I looked up at my new little friend as she road me so gracefully and felt compelled to utter the truth. “You saved my life you know.”

“Messing with zobies were you? Hope you learned your lesson…”

“Tell me about it. Next time she’s wearing a muzzle before anything happens.”

Mini Megan smiled. “Well I’m glad I could help. It makes me feel a little less guilty about this.”

“So if the zombie girl bites me again, it kind of makes this okay?…” My mind processed all of the possibilities as mini-Megan nodded the affirmative. “Well, then I guess there’s really no point of blowing money on a muzzle.”

Later

“Where were you?” asked the girlfriend from LA.

“I had a little something to do up in the room…And you were having so much fun…”

“Jessie’s a really good dancer. I feel bad because I know he has clients to pay attention to, but I’m having so much fun.” She gave me a huge hug. “You’re such a great boyfriend.”

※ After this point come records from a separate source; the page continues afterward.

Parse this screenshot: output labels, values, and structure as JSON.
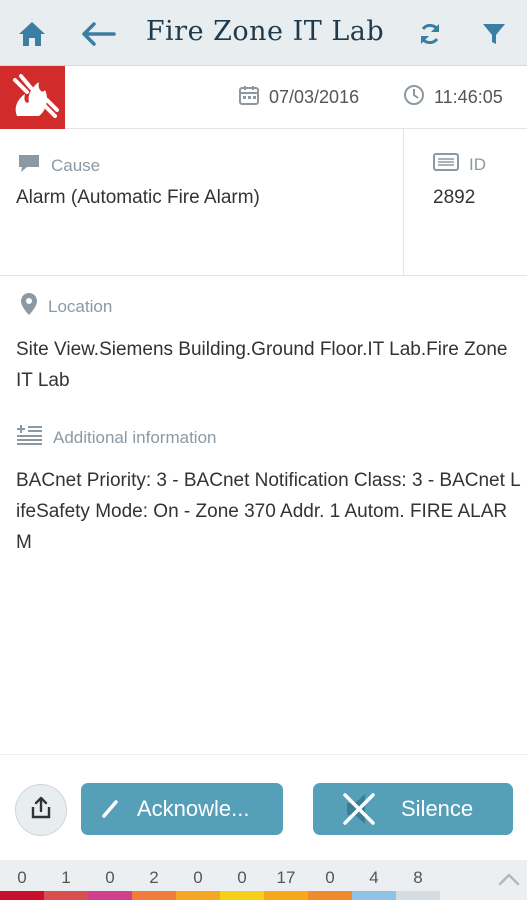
{
  "header": {
    "title": "Fire Zone IT Lab",
    "icons": {
      "home": "home-icon",
      "back": "back-arrow-icon",
      "refresh": "refresh-icon",
      "filter": "filter-icon"
    }
  },
  "event": {
    "date": "07/03/2016",
    "time": "11:46:05",
    "badge_icon": "fire-icon",
    "badge_color": "#d22b2b"
  },
  "cause": {
    "label": "Cause",
    "value": "Alarm (Automatic Fire Alarm)"
  },
  "id": {
    "label": "ID",
    "value": "2892"
  },
  "location": {
    "label": "Location",
    "value": "Site View.Siemens Building.Ground Floor.IT Lab.Fire Zone IT Lab"
  },
  "additional": {
    "label": "Additional information",
    "value": "BACnet Priority: 3 - BACnet Notification Class: 3 - BACnet LifeSafety Mode: On - Zone 370 Addr. 1 Autom. FIRE ALARM"
  },
  "actions": {
    "acknowledge": "Acknowle...",
    "silence": "Silence",
    "accent_color": "#55a0b8"
  },
  "counters": [
    {
      "value": "0",
      "color": "#c8102e"
    },
    {
      "value": "1",
      "color": "#d94e4e"
    },
    {
      "value": "0",
      "color": "#d23f8f"
    },
    {
      "value": "2",
      "color": "#ef7d3c"
    },
    {
      "value": "0",
      "color": "#f5a623"
    },
    {
      "value": "0",
      "color": "#f7d117"
    },
    {
      "value": "17",
      "color": "#f7a81b"
    },
    {
      "value": "0",
      "color": "#ef8a2e"
    },
    {
      "value": "4",
      "color": "#8fc3e6"
    },
    {
      "value": "8",
      "color": "#d5dde2"
    }
  ]
}
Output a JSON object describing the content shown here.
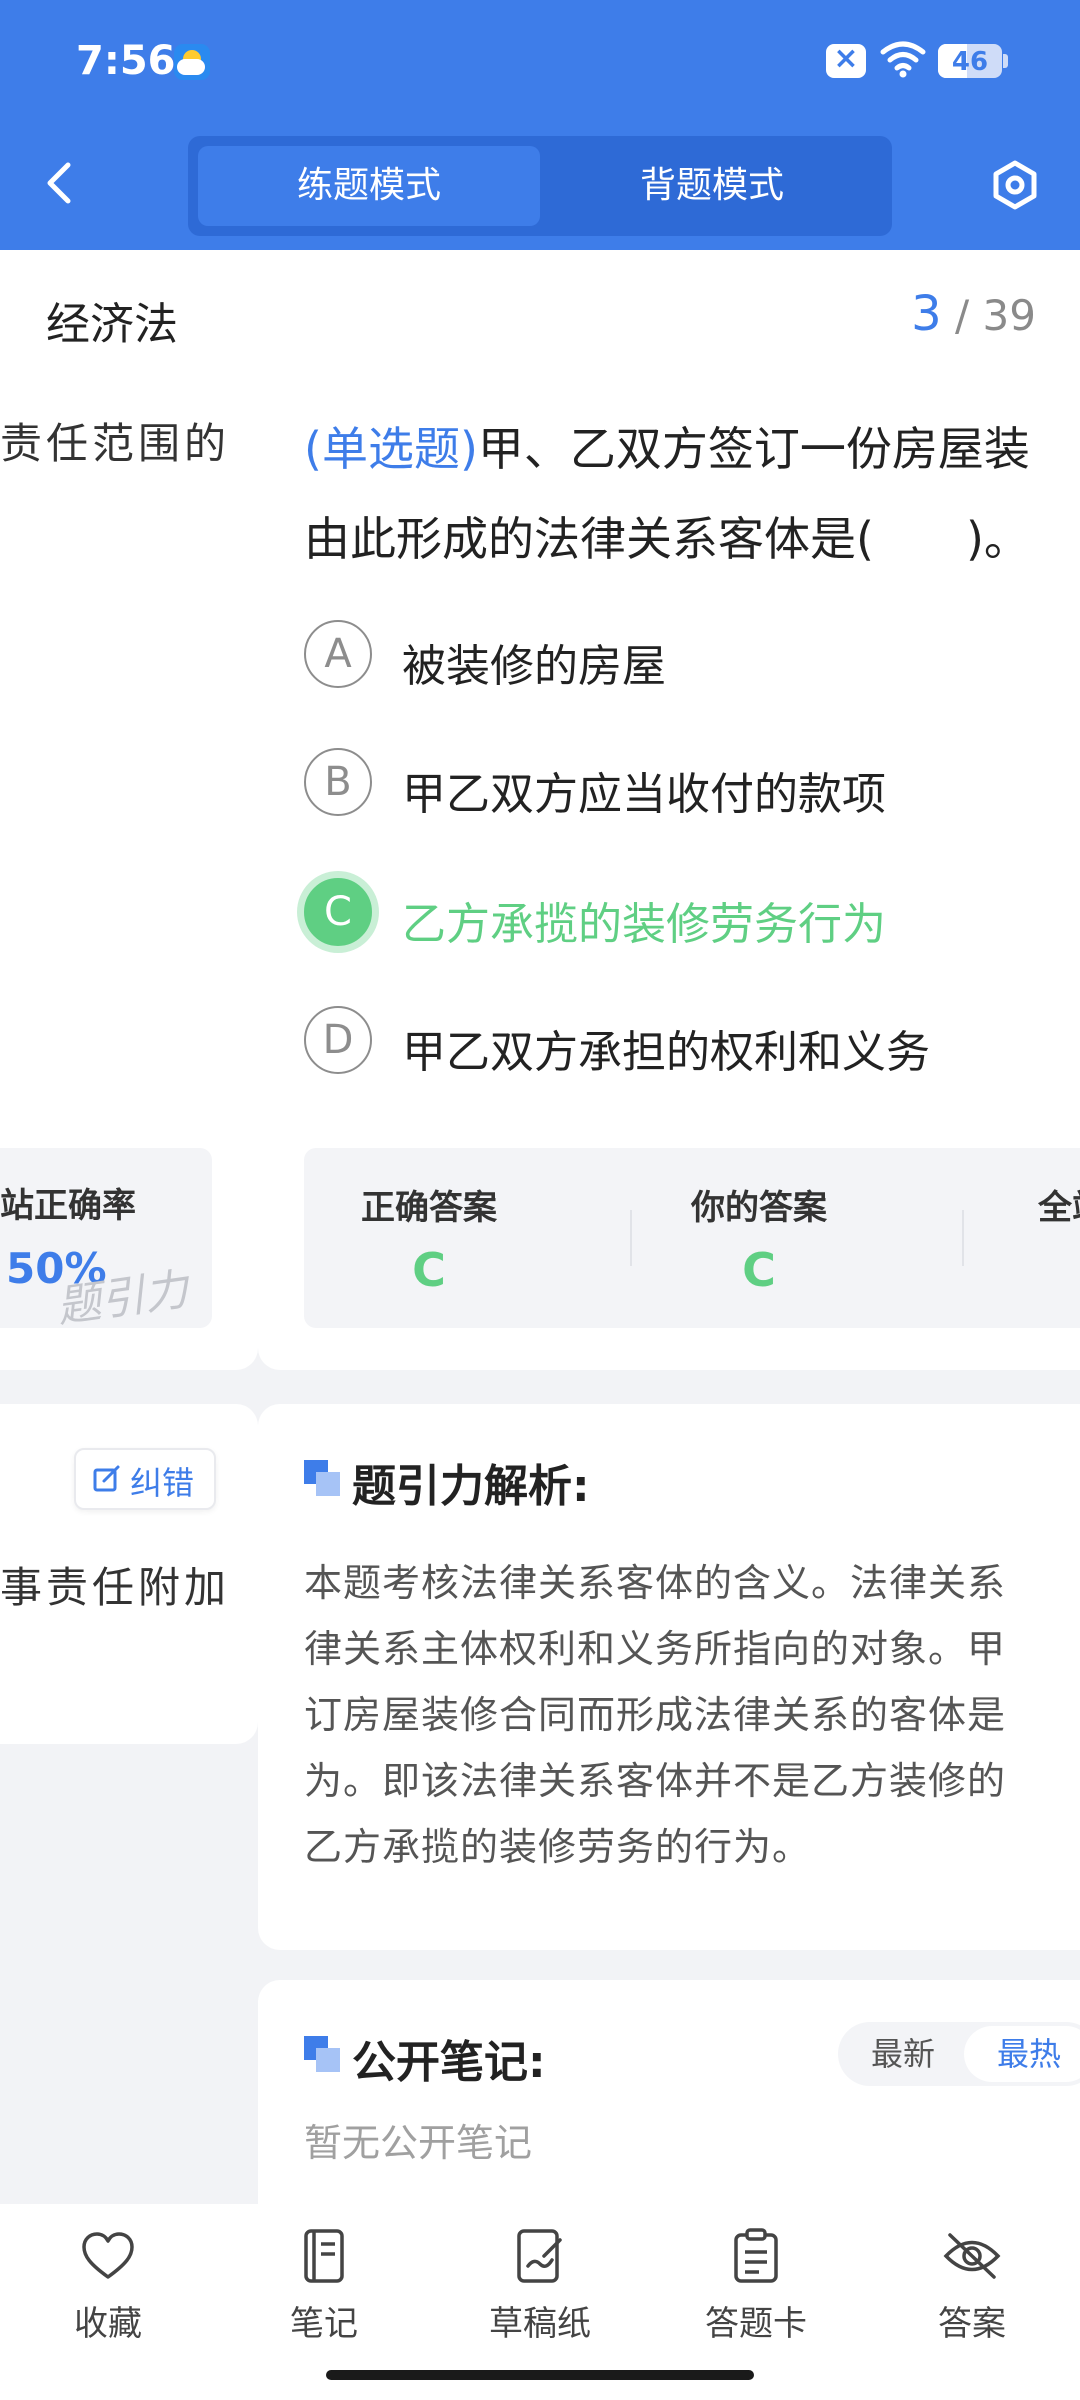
{
  "status_bar": {
    "time": "7:56",
    "battery": "46",
    "battery_level": 0.46
  },
  "header": {
    "modes": [
      {
        "label": "练题模式",
        "active": true
      },
      {
        "label": "背题模式",
        "active": false
      }
    ]
  },
  "subject": {
    "title": "经济法",
    "current": "3",
    "separator": "/",
    "total": "39"
  },
  "left_peek": {
    "question_fragment": "责任范围的",
    "stat_label": "站正确率",
    "stat_value": "50%",
    "watermark": "题引力",
    "fix_label": "纠错",
    "analysis_fragment": "事责任附加"
  },
  "question": {
    "type_label": "(单选题)",
    "line1": "甲、乙双方签订一份房屋装",
    "line2": "由此形成的法律关系客体是(　　)。",
    "options": [
      {
        "key": "A",
        "text": "被装修的房屋",
        "state": "normal"
      },
      {
        "key": "B",
        "text": "甲乙双方应当收付的款项",
        "state": "normal"
      },
      {
        "key": "C",
        "text": "乙方承揽的装修劳务行为",
        "state": "correct"
      },
      {
        "key": "D",
        "text": "甲乙双方承担的权利和义务",
        "state": "normal"
      }
    ]
  },
  "answer_summary": {
    "correct_label": "正确答案",
    "correct_value": "C",
    "yours_label": "你的答案",
    "yours_value": "C",
    "third_label_fragment": "全站"
  },
  "analysis": {
    "title": "题引力解析:",
    "lines": [
      "本题考核法律关系客体的含义。法律关系",
      "律关系主体权利和义务所指向的对象。甲",
      "订房屋装修合同而形成法律关系的客体是",
      "为。即该法律关系客体并不是乙方装修的",
      "乙方承揽的装修劳务的行为。"
    ]
  },
  "notes": {
    "title": "公开笔记:",
    "sort_latest": "最新",
    "sort_hot": "最热",
    "empty_text": "暂无公开笔记"
  },
  "bottom_nav": [
    {
      "label": "收藏",
      "icon": "heart-icon"
    },
    {
      "label": "笔记",
      "icon": "notebook-icon"
    },
    {
      "label": "草稿纸",
      "icon": "draft-paper-icon"
    },
    {
      "label": "答题卡",
      "icon": "answer-sheet-icon"
    },
    {
      "label": "答案",
      "icon": "eye-off-icon"
    }
  ],
  "colors": {
    "primary": "#3e7de9",
    "correct": "#5fcf83",
    "muted": "#8a8a8a"
  }
}
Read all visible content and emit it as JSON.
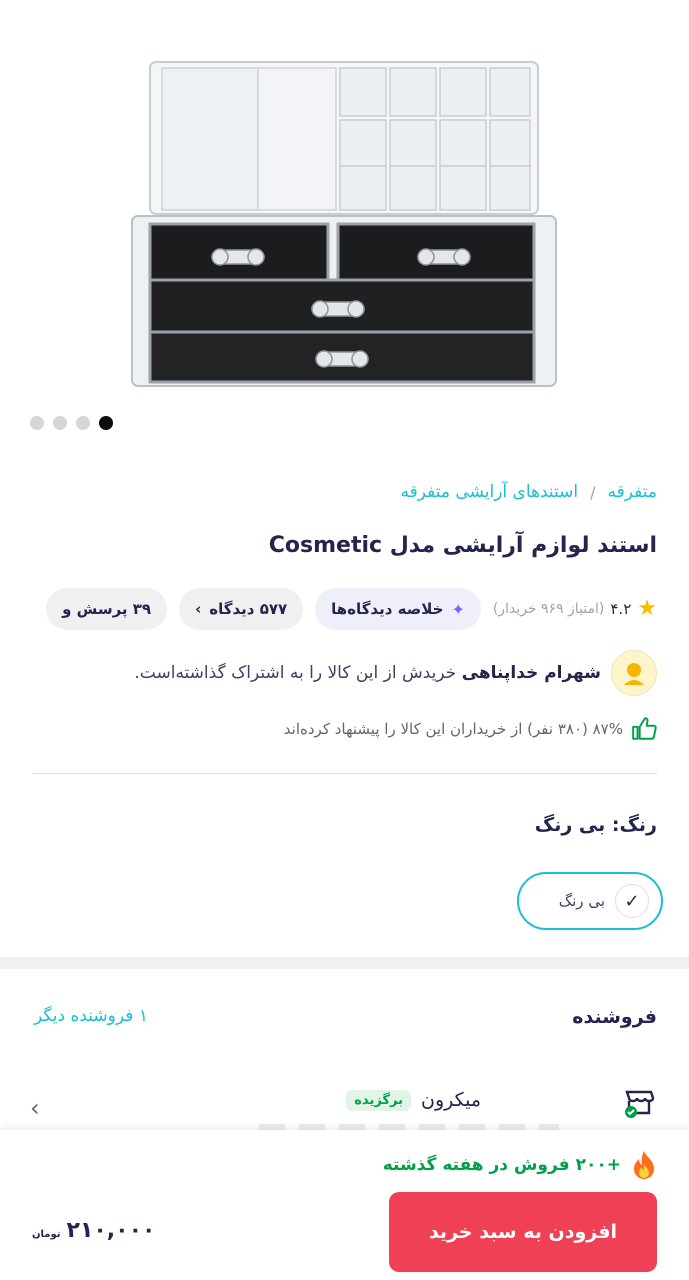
{
  "gallery": {
    "slide_count": 4,
    "active_index": 3
  },
  "breadcrumb": {
    "items": [
      "متفرقه",
      "استندهای آرایشی متفرقه"
    ],
    "separator": "/"
  },
  "product": {
    "title": "استند لوازم آرایشی مدل Cosmetic"
  },
  "meta": {
    "rating_score": "۴.۲",
    "rating_count": "(امتیاز ۹۶۹ خریدار)",
    "summary_chip": "خلاصه دیدگاه‌ها",
    "reviews_chip": "۵۷۷ دیدگاه",
    "questions_chip": "۳۹ پرسش و"
  },
  "share": {
    "name": "شهرام خداپناهی",
    "text": " خریدش از این کالا را به اشتراک گذاشته‌است."
  },
  "recommend": {
    "text": "۸۷% (۳۸۰ نفر) از خریداران این کالا را پیشنهاد کرده‌اند"
  },
  "color": {
    "label": "رنگ: بی رنگ",
    "option": "بی رنگ"
  },
  "seller": {
    "heading": "فروشنده",
    "other_sellers": "۱ فروشنده دیگر",
    "name": "میکرون",
    "badge": "برگزیده"
  },
  "bottom": {
    "sales_text": "+۲۰۰ فروش در هفته گذشته",
    "add_to_cart": "افزودن به سبد خرید",
    "price": "۲۱۰,۰۰۰",
    "currency": "تومان"
  },
  "colors": {
    "accent": "#19bfd3",
    "primary": "#ef4056",
    "success": "#00a049",
    "star": "#f9bc00"
  },
  "icons": [
    "star-icon",
    "sparkle-icon",
    "chevron-left-icon",
    "avatar-icon",
    "thumbs-up-icon",
    "check-icon",
    "store-icon",
    "fire-icon"
  ]
}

I turned to Jessie who looked like he needed to ask me a question.

“Are you feeling better?”

“Oh, yeah much better.” I smiled. “The little things really do make a difference.” I looked from Jessie to my girlfriend from Cali, who quite ironically was dressed as a dead bride. “Would you like to dance?”

She smiled. “I thought you’d never ask…”

And as Halloween weekend came to an end I couldn’t help but to feel that warm feeling that comes over me when I’m headed to yet another good party—that’s right I was headed to Red Rock Casino / Cherry Nightclub for a little Sunday night fang banging.